Le dernier week-end, notre communauté a organisé une excursion dans la brousse de l’ouest de la Province pour visiter des parents et amis dans les villages. J’y ai fait l’expérience de l’unité, de la diversité et de la richesse de notre humaine condition.
D’abord les Chinois. Ils ont obtenu le marché d’une grand-route qui va désenclaver la région entre la capitale provinciale Kananga et la frontière angolaise. C’est ainsi que, dans les villages, un Blanc est moins exotique depuis que les Chinois font un peu partie du paysage en pleine transformation. La route est en fait une large tranchée de terre sablonneuse qui défigure les petits villages de cases à chaumes répandus parmi les palmiers et les manguiers de la savane. C’est abominablement laid, mais tout le monde est content, les villageois qui prévoient un changement dans leur mode de vie misérable et les voyageurs en jeeps et en camion qui avalent les kilomètres sans les difficiles passes et ornières de naguère.
Auparavant quand je traversais les villages (en voiture comme à pied), j’entendais «Bonjour le Blanc!» (Moyo Mutoke!) Maintenant j’entends «Bonjour, Cadet!» (Moyo Mukala!) Cadet? Oui, me disent mes compagnons de route. On te prend pour un Chinois. Ici on appelle les Chinois «Cadets» car ils sont petits!
Effectivement, lors d’une halte, une ado s’approche, me salue, puis se ravisant en me fixant dans les yeux: «Kena Mukala to, kadi Mutoke» (ce n’est pas un Cadet, mais un Blanc!!). J’étais trop grand pour être un Chinois.
Maintenant les Persans. Que viennent-ils faire dans cette savane? Nous arrivons dans le village à la maison familiale d’un confrère, où nous attend comme toujours en pareil cas un grand concours de peuple... Parents, cousins proches ou éloignés, voisins tout proches ou plus éloignés, etc... Le Père blanc fait sensation, surtout lorsqu’il prend les bébés braillant dans ses bras... Joyeuse ambiance.

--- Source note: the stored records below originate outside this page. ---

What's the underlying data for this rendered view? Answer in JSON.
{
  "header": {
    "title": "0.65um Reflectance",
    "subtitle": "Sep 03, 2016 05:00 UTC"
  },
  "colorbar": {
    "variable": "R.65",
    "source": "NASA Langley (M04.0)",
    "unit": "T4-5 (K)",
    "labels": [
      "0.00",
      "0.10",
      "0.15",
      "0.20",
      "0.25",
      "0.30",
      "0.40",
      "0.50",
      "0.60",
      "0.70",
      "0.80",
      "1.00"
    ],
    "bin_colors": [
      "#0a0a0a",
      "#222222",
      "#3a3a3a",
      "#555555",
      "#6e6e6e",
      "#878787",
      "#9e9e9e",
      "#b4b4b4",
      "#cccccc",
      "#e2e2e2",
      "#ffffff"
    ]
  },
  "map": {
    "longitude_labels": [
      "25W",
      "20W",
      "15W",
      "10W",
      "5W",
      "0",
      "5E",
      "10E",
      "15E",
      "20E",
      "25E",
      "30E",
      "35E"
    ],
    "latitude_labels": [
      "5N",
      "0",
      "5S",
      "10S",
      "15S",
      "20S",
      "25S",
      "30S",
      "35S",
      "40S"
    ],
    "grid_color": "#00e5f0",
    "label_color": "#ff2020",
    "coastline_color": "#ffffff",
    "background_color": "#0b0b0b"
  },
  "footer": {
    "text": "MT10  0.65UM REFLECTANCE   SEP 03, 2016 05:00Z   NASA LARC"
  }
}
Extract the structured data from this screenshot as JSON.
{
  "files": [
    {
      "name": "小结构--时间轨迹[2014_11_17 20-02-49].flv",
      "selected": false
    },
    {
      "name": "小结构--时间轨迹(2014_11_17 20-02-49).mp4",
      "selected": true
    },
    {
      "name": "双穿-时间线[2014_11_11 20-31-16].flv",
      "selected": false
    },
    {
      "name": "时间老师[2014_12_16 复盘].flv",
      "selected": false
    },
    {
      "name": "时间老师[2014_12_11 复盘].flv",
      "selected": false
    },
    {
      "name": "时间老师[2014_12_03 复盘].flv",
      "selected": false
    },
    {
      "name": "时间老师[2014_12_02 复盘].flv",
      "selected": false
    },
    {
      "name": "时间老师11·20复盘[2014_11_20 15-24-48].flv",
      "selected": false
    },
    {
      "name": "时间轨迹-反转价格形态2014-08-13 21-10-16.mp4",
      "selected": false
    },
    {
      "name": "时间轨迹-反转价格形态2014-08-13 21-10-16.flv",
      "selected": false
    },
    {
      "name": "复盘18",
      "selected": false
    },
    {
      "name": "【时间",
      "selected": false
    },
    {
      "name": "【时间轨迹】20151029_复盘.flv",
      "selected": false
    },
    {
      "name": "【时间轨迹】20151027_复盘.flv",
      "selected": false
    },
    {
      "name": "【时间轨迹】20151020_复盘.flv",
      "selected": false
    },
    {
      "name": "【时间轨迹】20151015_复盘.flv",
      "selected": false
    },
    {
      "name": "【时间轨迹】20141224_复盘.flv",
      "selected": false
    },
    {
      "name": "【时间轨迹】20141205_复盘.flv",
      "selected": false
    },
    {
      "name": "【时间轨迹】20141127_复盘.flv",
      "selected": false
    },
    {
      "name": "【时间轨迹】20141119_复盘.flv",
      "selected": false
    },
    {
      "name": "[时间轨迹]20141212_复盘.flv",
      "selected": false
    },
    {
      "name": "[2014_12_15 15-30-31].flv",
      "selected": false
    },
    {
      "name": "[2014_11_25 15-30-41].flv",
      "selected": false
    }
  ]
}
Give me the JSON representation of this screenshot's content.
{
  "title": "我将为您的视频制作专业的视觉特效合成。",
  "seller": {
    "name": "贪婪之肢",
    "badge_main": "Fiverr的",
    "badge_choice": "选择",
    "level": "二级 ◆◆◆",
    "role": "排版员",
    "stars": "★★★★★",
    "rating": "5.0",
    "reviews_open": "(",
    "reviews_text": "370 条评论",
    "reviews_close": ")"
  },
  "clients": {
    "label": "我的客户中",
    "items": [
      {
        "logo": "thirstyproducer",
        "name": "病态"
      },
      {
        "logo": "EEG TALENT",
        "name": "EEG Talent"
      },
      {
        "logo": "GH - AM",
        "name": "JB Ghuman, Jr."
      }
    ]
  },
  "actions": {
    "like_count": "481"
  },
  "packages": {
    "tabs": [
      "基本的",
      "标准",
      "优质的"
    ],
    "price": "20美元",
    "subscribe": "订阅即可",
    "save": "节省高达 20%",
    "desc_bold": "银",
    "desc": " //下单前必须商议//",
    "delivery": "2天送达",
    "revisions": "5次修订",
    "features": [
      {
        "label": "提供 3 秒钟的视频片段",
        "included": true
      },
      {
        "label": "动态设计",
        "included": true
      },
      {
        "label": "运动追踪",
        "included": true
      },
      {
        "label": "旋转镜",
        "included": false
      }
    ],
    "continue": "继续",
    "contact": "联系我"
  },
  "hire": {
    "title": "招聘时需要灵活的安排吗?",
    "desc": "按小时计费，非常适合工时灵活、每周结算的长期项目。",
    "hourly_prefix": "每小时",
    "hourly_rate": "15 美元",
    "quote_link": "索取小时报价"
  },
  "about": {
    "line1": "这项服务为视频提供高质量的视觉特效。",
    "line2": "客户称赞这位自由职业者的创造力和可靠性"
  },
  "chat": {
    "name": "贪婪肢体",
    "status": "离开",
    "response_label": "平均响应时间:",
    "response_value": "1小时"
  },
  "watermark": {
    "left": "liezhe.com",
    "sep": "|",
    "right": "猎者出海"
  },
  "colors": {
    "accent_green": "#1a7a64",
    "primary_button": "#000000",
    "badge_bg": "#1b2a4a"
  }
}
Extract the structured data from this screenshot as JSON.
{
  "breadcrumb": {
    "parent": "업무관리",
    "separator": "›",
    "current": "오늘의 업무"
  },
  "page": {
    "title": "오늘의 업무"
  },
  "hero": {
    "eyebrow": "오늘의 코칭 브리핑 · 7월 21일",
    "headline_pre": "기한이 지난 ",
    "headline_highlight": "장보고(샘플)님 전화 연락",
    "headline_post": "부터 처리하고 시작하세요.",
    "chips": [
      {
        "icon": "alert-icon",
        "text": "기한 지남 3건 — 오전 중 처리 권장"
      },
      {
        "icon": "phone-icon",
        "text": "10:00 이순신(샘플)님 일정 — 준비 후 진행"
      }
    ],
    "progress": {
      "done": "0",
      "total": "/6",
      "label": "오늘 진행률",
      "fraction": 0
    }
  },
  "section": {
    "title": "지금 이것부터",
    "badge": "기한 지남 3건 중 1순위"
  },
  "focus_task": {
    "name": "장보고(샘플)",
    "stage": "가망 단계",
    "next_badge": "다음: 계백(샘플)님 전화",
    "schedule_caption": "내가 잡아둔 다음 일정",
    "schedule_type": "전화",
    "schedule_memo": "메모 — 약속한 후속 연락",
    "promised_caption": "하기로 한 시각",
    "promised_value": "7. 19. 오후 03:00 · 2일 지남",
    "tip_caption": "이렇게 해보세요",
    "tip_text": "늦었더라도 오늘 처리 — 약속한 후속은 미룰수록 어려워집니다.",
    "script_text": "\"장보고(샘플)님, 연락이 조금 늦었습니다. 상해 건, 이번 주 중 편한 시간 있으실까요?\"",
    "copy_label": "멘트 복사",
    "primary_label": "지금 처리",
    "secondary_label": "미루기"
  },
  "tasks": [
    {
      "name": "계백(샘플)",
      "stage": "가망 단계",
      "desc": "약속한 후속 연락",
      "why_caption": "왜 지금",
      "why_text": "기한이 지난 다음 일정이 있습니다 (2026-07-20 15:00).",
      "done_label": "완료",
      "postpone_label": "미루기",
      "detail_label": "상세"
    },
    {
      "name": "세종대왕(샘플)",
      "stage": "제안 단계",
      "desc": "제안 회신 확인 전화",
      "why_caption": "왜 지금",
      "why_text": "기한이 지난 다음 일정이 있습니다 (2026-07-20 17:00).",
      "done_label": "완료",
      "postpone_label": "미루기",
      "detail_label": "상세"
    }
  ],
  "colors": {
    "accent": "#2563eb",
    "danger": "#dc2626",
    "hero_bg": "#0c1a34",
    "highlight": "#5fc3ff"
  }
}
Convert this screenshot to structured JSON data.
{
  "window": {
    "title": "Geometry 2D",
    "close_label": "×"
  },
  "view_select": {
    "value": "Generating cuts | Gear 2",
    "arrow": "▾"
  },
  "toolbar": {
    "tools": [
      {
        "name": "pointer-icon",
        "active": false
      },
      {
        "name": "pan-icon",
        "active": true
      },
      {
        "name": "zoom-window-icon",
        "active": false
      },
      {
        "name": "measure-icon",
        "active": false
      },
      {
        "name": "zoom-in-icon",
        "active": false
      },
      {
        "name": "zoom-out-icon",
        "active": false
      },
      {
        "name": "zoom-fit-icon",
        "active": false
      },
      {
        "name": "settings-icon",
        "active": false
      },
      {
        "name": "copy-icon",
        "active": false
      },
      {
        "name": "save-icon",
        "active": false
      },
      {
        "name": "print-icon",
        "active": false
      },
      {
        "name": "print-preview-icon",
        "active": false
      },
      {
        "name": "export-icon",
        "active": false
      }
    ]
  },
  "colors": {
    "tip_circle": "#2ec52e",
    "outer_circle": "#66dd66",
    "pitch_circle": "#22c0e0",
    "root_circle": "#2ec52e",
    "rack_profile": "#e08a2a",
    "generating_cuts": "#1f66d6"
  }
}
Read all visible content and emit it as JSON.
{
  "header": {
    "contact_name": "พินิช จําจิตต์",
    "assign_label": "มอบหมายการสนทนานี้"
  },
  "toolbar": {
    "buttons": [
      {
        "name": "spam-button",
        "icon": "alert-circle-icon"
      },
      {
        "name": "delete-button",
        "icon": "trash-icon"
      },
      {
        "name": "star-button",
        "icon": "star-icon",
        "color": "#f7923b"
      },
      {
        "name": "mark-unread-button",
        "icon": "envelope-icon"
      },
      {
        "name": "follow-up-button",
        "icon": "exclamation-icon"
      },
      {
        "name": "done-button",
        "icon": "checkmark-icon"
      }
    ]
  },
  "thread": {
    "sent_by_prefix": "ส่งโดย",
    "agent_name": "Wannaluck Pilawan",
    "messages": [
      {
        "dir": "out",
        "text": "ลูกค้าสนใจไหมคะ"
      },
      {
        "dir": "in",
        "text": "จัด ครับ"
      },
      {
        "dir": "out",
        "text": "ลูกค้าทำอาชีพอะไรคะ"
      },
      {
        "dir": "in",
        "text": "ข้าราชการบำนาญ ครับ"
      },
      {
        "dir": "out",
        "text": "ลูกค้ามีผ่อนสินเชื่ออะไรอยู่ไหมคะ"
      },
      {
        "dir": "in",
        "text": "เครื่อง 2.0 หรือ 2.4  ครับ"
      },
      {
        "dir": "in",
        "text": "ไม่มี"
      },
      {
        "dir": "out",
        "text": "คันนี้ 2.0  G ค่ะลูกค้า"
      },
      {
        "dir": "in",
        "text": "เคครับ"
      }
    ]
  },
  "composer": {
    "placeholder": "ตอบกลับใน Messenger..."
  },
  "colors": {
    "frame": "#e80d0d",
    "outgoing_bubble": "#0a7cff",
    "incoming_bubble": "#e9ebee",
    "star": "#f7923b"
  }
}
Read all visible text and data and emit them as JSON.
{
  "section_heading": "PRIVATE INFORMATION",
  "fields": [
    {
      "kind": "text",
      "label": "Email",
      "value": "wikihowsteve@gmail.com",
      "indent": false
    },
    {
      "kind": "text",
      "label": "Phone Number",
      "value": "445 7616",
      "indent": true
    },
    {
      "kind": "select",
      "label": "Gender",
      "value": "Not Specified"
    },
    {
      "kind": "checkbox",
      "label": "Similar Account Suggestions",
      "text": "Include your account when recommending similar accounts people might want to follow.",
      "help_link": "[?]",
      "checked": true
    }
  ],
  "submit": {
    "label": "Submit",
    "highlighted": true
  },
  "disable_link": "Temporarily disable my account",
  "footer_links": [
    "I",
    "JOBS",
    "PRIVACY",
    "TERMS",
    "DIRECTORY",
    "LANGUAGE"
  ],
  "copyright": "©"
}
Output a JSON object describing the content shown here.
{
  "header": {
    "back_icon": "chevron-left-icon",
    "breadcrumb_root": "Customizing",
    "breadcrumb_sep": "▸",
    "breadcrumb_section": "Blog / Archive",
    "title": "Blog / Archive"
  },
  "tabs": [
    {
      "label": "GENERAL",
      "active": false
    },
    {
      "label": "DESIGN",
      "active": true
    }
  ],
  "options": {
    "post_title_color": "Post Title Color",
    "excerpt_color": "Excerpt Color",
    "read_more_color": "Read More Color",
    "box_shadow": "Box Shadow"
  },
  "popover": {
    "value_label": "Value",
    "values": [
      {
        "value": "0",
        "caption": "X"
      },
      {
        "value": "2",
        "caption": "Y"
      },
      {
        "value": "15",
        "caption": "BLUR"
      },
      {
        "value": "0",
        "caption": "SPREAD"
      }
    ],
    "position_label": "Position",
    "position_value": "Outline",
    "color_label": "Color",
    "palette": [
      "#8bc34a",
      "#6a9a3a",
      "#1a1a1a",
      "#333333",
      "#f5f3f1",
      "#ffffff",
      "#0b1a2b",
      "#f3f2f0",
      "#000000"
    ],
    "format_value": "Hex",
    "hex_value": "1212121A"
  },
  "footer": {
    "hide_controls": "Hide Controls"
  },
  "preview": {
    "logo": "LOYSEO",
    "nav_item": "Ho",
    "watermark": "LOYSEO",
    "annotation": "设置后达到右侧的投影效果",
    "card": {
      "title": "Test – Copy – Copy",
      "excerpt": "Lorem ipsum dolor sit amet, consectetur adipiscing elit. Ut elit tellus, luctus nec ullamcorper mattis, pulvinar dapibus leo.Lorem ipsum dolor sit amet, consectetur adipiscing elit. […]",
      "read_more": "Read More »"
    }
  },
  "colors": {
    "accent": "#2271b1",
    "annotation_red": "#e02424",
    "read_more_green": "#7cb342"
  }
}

Au moment de prendre congé, un vieil oncle me salue et me prend à part pour me dire qu’il a bien aimé mon attitude... et me sort de but en blanc (!) «Un Persan à Paris!» Je tombe des nues: c’est une fine allusion à un chef-d’œuvre de la littérature Les Lettres Persanes de Montesquieu, qui raconte en forme de lettres fictives l’étrangeté de Paris pour un groupe de diplomates de Perse au 18e siècle et l’étrangeté des Persans pour les Parisiens...
Ce vieux papa de la savane kasaïenne peut citer avec grand à-propos le meilleur de la littérature française! Je m’interroge. En fait c’était un vieil enseignant qui fit partie de la première volée dont les diplômes d’Etat ont été proclamés à la radio... Son surnom? Diderot!